Dementia’s challenges
Dementia is a major non -transmitted disease A main death cause in the world.
A January 2025 study provided Figures updated on the risk of dementia for life through different subsets of the American population. Researchers believe that the lifetime risk of dementia after the age of 55 is 42% – more than double previous estimates. The risk of dementia was 4% compared to 75 years and 20% at the age of 85, the majority of risks occurring after 85 years. Researchers have planned that the number of new cases of dementia in the United States would double over the next four decades, from around 514,000 cases in 2020 to 1 million in 2060.
Formerly considered a disease widely confined to the developed world, the demental effects of dementia are now obvious worldwide, as life expectancy increases in many developing countries in the past. Although there are different forms of dementia with variable clinical manifestations and an underlying neurobiology, Alzheimer’s disease is the most common.
Prospective studies that specifically test how to give a vaccine modify the risk of future dementia can benefit from the study of patient populations with specific types of dementia because each version of dementia may require separate treatments.
Unfortunately, during the last two to three decades, the AMYloid hypothesis of Alzheimer’s disease – which postulates that the accumulation of a protein called amyloid in the brain contributes to the disorder – dominated scientific conversation. As a result, most efforts in the experimental therapy of Alzheimer’s disease have focused on drugs that reduce amyloid levels in the brain.
However, the results to date have been modest and disappointing. THE Two recently approved hypochoid therapies have only one Minimal impact on the slowdown in the decreaseare expensive and have potentially serious side effects. And no medication currently approved by the Food and Drug Administration for opposite clinical use of cognitive decline.

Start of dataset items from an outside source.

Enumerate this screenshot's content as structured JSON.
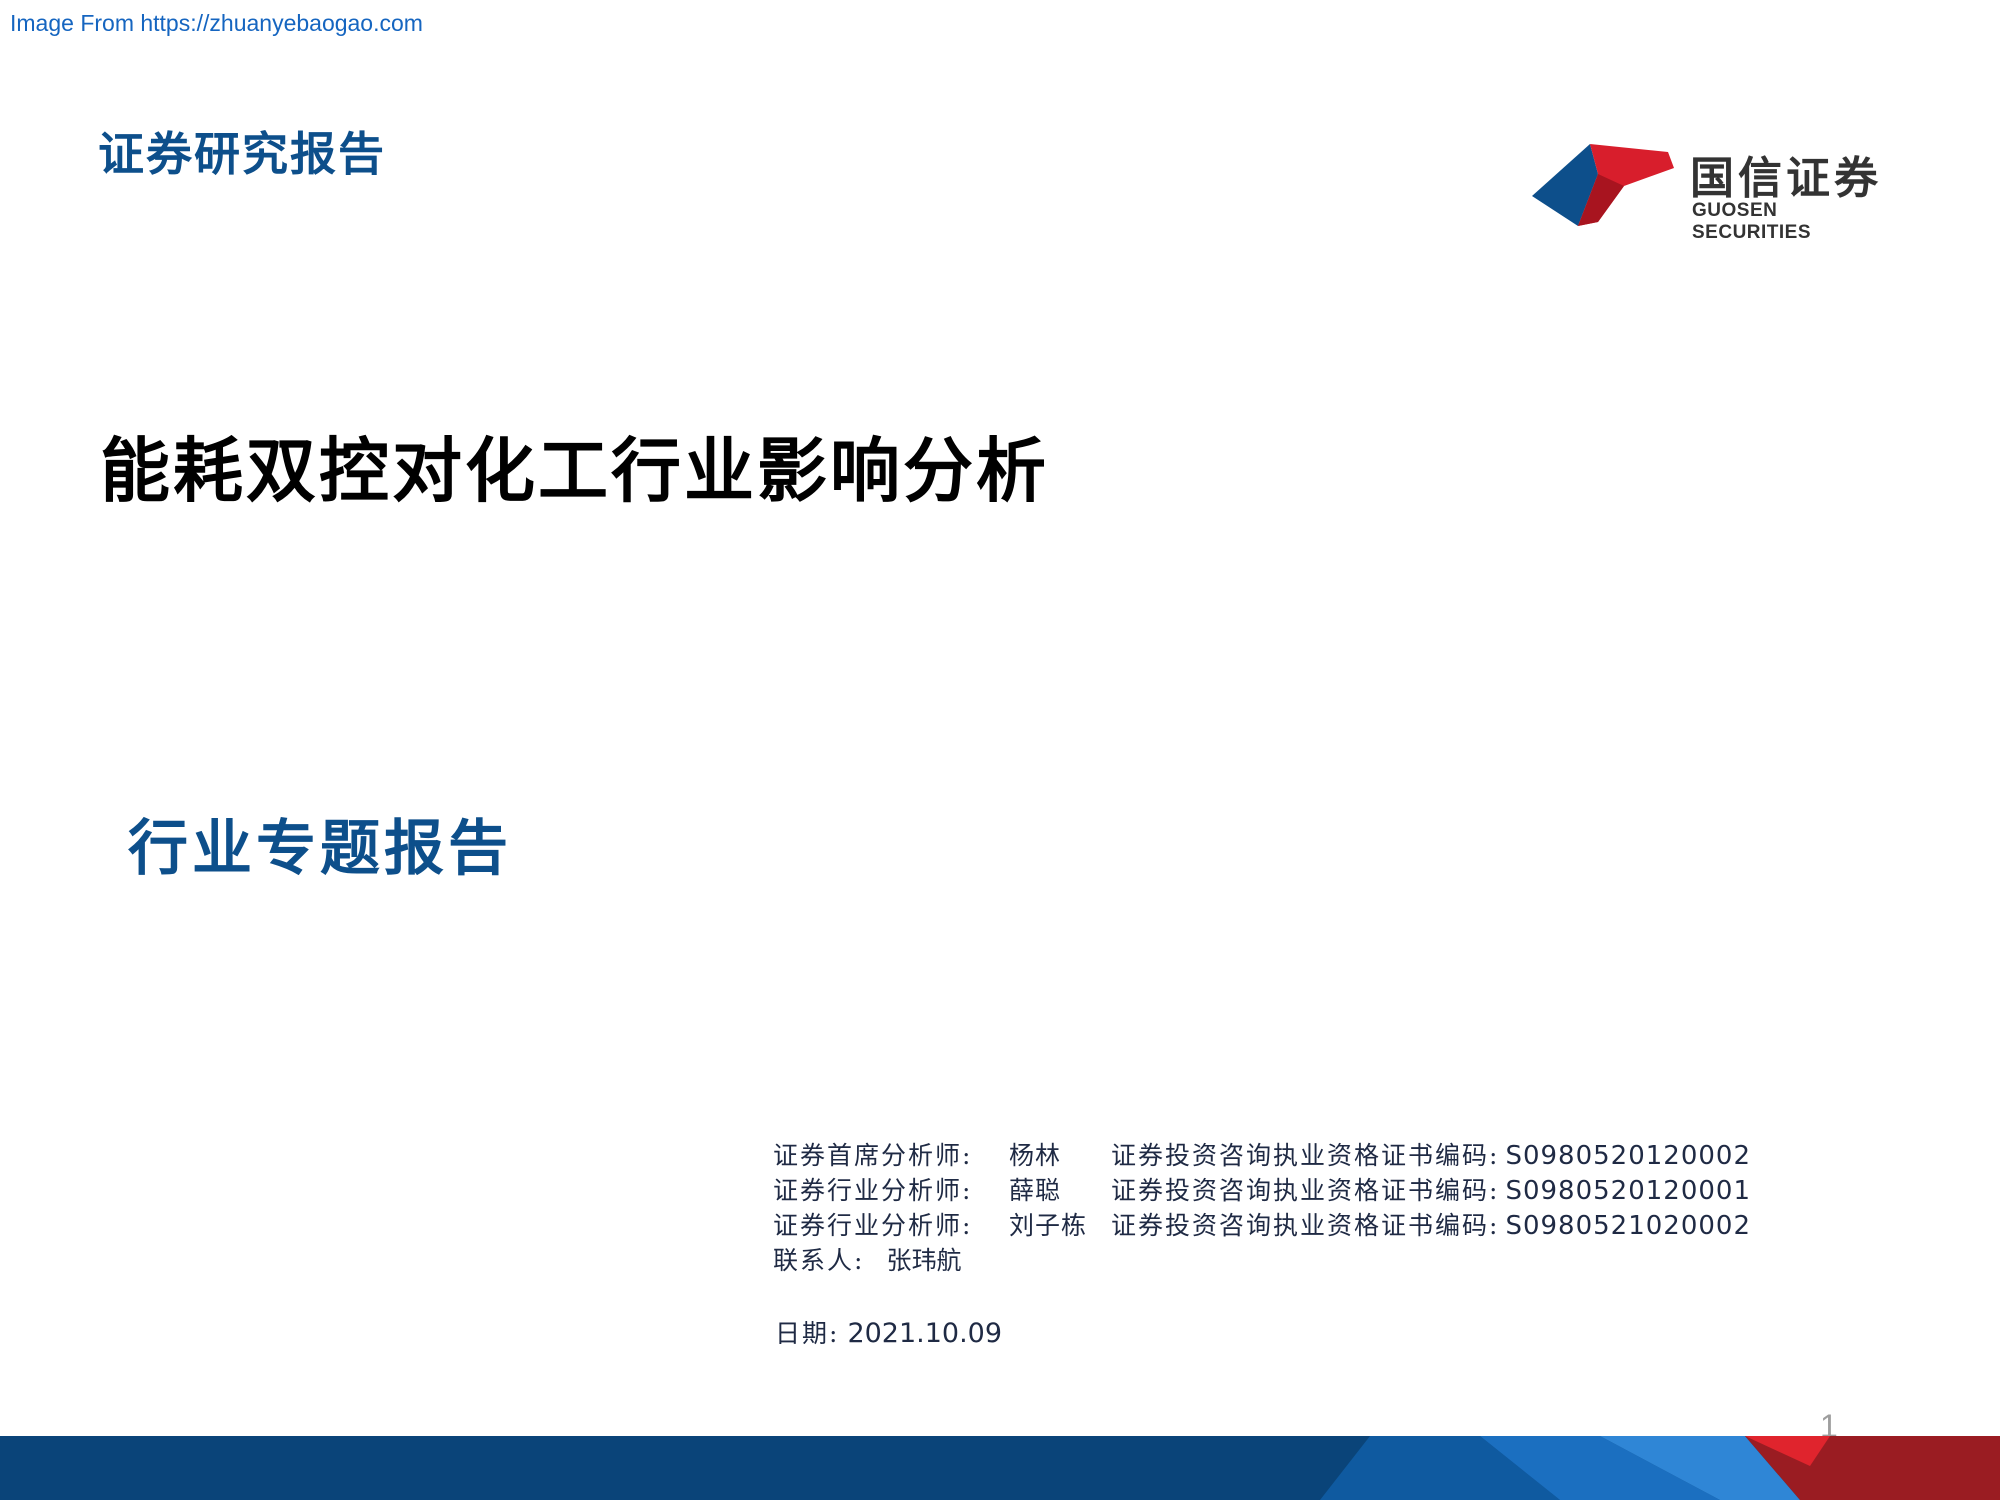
{
  "watermark": "Image From https://zhuanyebaogao.com",
  "section_label": "证券研究报告",
  "logo": {
    "name_cn": "国信证券",
    "name_en": "GUOSEN SECURITIES",
    "icon": "guosen-logo-icon",
    "colors": {
      "red": "#d81e2c",
      "blue": "#0d4f8b"
    }
  },
  "title": "能耗双控对化工行业影响分析",
  "subtitle": "行业专题报告",
  "analysts": [
    {
      "role": "证券首席分析师:",
      "name": "杨林",
      "cert_label": "证券投资咨询执业资格证书编码:",
      "cert_code": "S0980520120002"
    },
    {
      "role": "证券行业分析师:",
      "name": "薛聪",
      "cert_label": "证券投资咨询执业资格证书编码:",
      "cert_code": "S0980520120001"
    },
    {
      "role": "证券行业分析师:",
      "name": "刘子栋",
      "cert_label": "证券投资咨询执业资格证书编码:",
      "cert_code": "S0980521020002"
    }
  ],
  "contact": {
    "label": "联系人:",
    "name": "张玮航"
  },
  "date": {
    "label": "日期:",
    "value": "2021.10.09"
  },
  "page_number": "1",
  "colors": {
    "brand_blue": "#0d4f8b",
    "footer_blue": "#0a4479",
    "footer_red": "#9a1c22"
  }
}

Studies based on health files suggest that Anterior exposure to viruses increases the risk of dementiaWhile routine vaccines, including those against tetanus, diphtheria, darling, pneumonia, shingles and others, reduce.
Innovation and an open mind
Sometimes there is a tendency among scientists to cling to older and familiar disease models and a reluctance to move to more conventional directions.
However, the process of achieving science has a way to teach researchers like us humility, to open our minds to new information, to learn from our mistakes and to go where these data take us in our quest for effective and wild therapies.
Vaccines can be one of these less frequented paths. It is an exciting possibility that could open the door to other breakthroughs in the understanding and treatment of degenerative brain disorders.
This published article is republished from The conversation Under a creative communs license. Read it original article.